What Amazon’s Holiday Report Reveals About Our Weird Shopping Habits

We sure do love Gummi Bears, and Cards Against Humanity is an urgent purchase.

What Amazon’s Holiday Report Reveals About Our Weird Shopping Habits
[Photo: Flickr user David Goehring]

It wouldn’t be the holiday season without revealing year-end press releases from major corporations, especially retailers. The king of online retail, Amazon, just issued a 3,000-word report of holiday shopping, watching, and listening stats that says a lot about us. Much of the data comes from users of Amazon Prime, the $99-per-year subscription service that provides free and discounted deliveries, plus access to Amazon’s video and music collections. Amazon picked up more than 3 million Prime members in the third week of December alone. (An estimate from June already had Prime at about 40 million subscribers.)


Some of Amazon’s findings seem like desperate attempts make data relatable. For example: “ customers purchased enough LEGOs this holiday season to build life-sized replicas of every person attending a sold-out Seattle Mariners game at Safeco Field.” That’s 59,084 Lego people, by the way, presumably at the average height and weight of Seattle dwellers.

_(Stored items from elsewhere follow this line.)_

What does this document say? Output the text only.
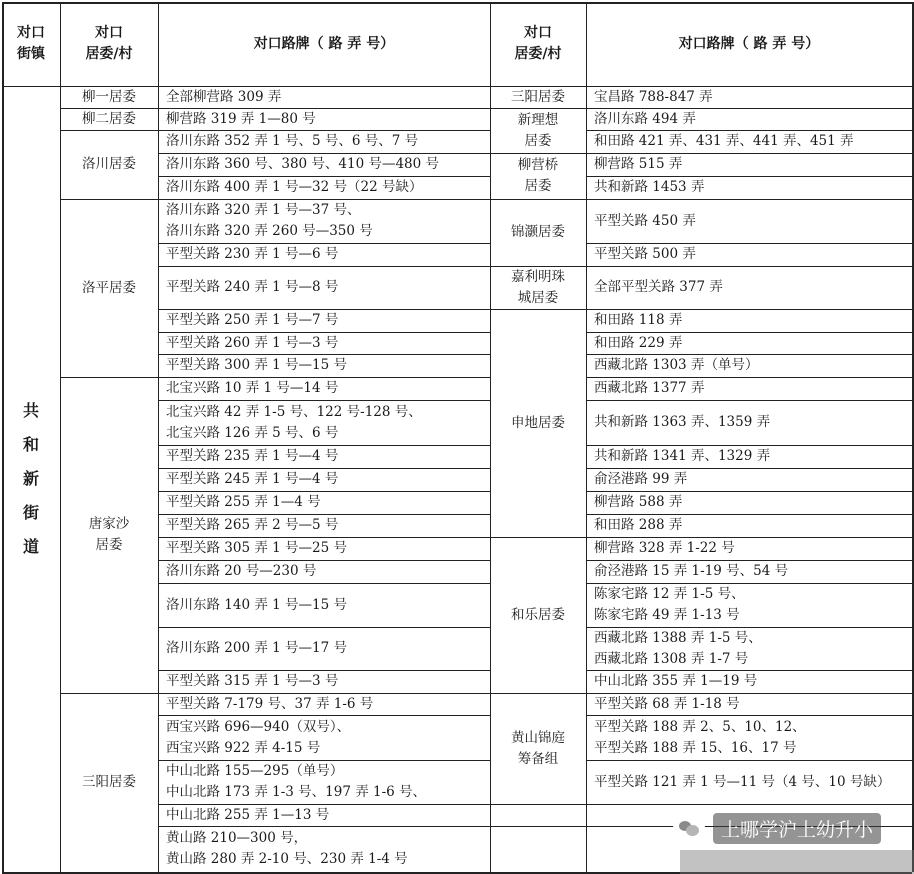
对口
街镇
对口
居委/村
对口路牌（ 路 弄 号）
对口
居委/村
对口路牌（ 路 弄 号）
共
和
新
街
道
柳一居委
柳二居委
洛川居委
洛平居委
唐家沙
居委
三阳居委
全部柳营路 309 弄
柳营路 319 弄 1—80 号
洛川东路 352 弄 1 号、5 号、6 号、7 号
洛川东路 360 号、380 号、410 号—480 号
洛川东路 400 弄 1 号—32 号（22 号缺）
洛川东路 320 弄 1 号—37 号、
洛川东路 320 弄 260 号—350 号
平型关路 230 弄 1 号—6 号
平型关路 240 弄 1 号—8 号
平型关路 250 弄 1 号—7 号
平型关路 260 弄 1 号—3 号
平型关路 300 弄 1 号—15 号
北宝兴路 10 弄 1 号—14 号
北宝兴路 42 弄 1-5 号、122 号-128 号、
北宝兴路 126 弄 5 号、6 号
平型关路 235 弄 1 号—4 号
平型关路 245 弄 1 号—4 号
平型关路 255 弄 1—4 号
平型关路 265 弄 2 号—5 号
平型关路 305 弄 1 号—25 号
洛川东路 20 号—230 号
洛川东路 140 弄 1 号—15 号
洛川东路 200 弄 1 号—17 号
平型关路 315 弄 1 号—3 号
平型关路 7-179 号、37 弄 1-6 号
西宝兴路 696—940（双号）、
西宝兴路 922 弄 4-15 号
中山北路 155—295（单号）
中山北路 173 弄 1-3 号、197 弄 1-6 号、
中山北路 255 弄 1—13 号
黄山路 210—300 号，
黄山路 280 弄 2-10 号、230 弄 1-4 号
三阳居委
新理想
居委
柳营桥
居委
锦灏居委
嘉利明珠
城居委
申地居委
和乐居委
黄山锦庭
筹备组
宝昌路 788-847 弄
洛川东路 494 弄
和田路 421 弄、431 弄、441 弄、451 弄
柳营路 515 弄
共和新路 1453 弄
平型关路 450 弄
平型关路 500 弄
全部平型关路 377 弄
和田路 118 弄
和田路 229 弄
西藏北路 1303 弄（单号）
西藏北路 1377 弄
共和新路 1363 弄、1359 弄
共和新路 1341 弄、1329 弄
俞泾港路 99 弄
柳营路 588 弄
和田路 288 弄
柳营路 328 弄 1-22 号
俞泾港路 15 弄 1-19 号、54 号
陈家宅路 12 弄 1-5 号、
陈家宅路 49 弄 1-13 号
西藏北路 1388 弄 1-5 号、
西藏北路 1308 弄 1-7 号
中山北路 355 弄 1—19 号
平型关路 68 弄 1-18 号
平型关路 188 弄 2、5、10、12、
平型关路 188 弄 15、16、17 号
平型关路 121 弄 1 号—11 号（4 号、10 号缺）
上哪学沪上幼升小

Other findings reveal our urges. Top Prime Now deliveries, which come within two hours, include Simply Orange Juice, Bounty paper towels, and Haribo Gold-Bears (the original Gummi Bears). That represents both ends of the nutrition spectrum; maybe kids hopped up on Gummi Bears spilled a lot of orange juice. Meanwhile, Cards Against Humanity was one of the top items for free same-day delivery, so we may not give much forethought to keeping guests entertained.

The champion procrastinator lives in San Antonio, Texas. Their order—including Blue Buffalo Dog Treats, Fruitables Dog Treats, and Stove Top Stuffing Mix—arrived at 11:59 p.m. on Christmas Eve, possibly later than Santa Clause would have made it. What a sad Christmas dinner—at least for the human; the dog seems to have made out better.

Despite how high-tech Amazon customers are, musical tastes are rather retro, at least this time of year. Among people using Amazon Echo—its voice-activated, AI-driven appliance—the three top holiday songs were “White Christmas,” “Sleigh Ride,” and “Winter Wonderland.” Perry Como’s “Home for the Holidays” (recorded in 1959) was the top holiday song streamed on Prime Music. The same goes for Amazon video, even binge-watching: On the Fire TV set-top box, the top video title was an 8-pack called Christmas Classics Volume 1, which includes Rudolf the Red-Nosed Reindeer and Frosty the Snowman.

Retro nostalgia carries over to photography, too. The Fujifilm INSTAX Mini Instant Film Twin Pack was the top-selling photo item. Yes, people still buy film. The second and third items, though, were more high-tech: the GoPro Hero4 Silver action cam and AmazonBasics Head Strap Camera Mount for GoPro.

Electronics purchases weren’t as grandiose as one might expect. Yes, Amazon sold a lot of 50-inch TVs—enough to span the average width of the Grand Canyon, it reports. But the top-selling screens were two 32-inch sets and one 40-inch model (all smart TVs) from Samsung and TCL.


Sci-fi and romance reign among Kindle owners, at least those who don’t pay for their books. The top gifted title was Rath’s Deception, Iraq-war veteran Piers Platt’s tale of interplanetary assassins. The top borrowed title was No Ordinary Billionaire, about an heir who becomes a cop and finds tortured love. (From the description: “As burning desires awaken within Sarah, her haunted past returns, threatening her once again. Can Dante overcome his grief and unravel the secrets Sarah is hiding in time to protect and rescue her?”)

Seeing what people chose to buy on Amazon is so interesting because people can purchase just about anything, it seems. That includes the heaviest item sold this holiday season: a BendPak Super-Duty automotive lift, which, according to Amazon, weighs as much as the “average beluga whale.”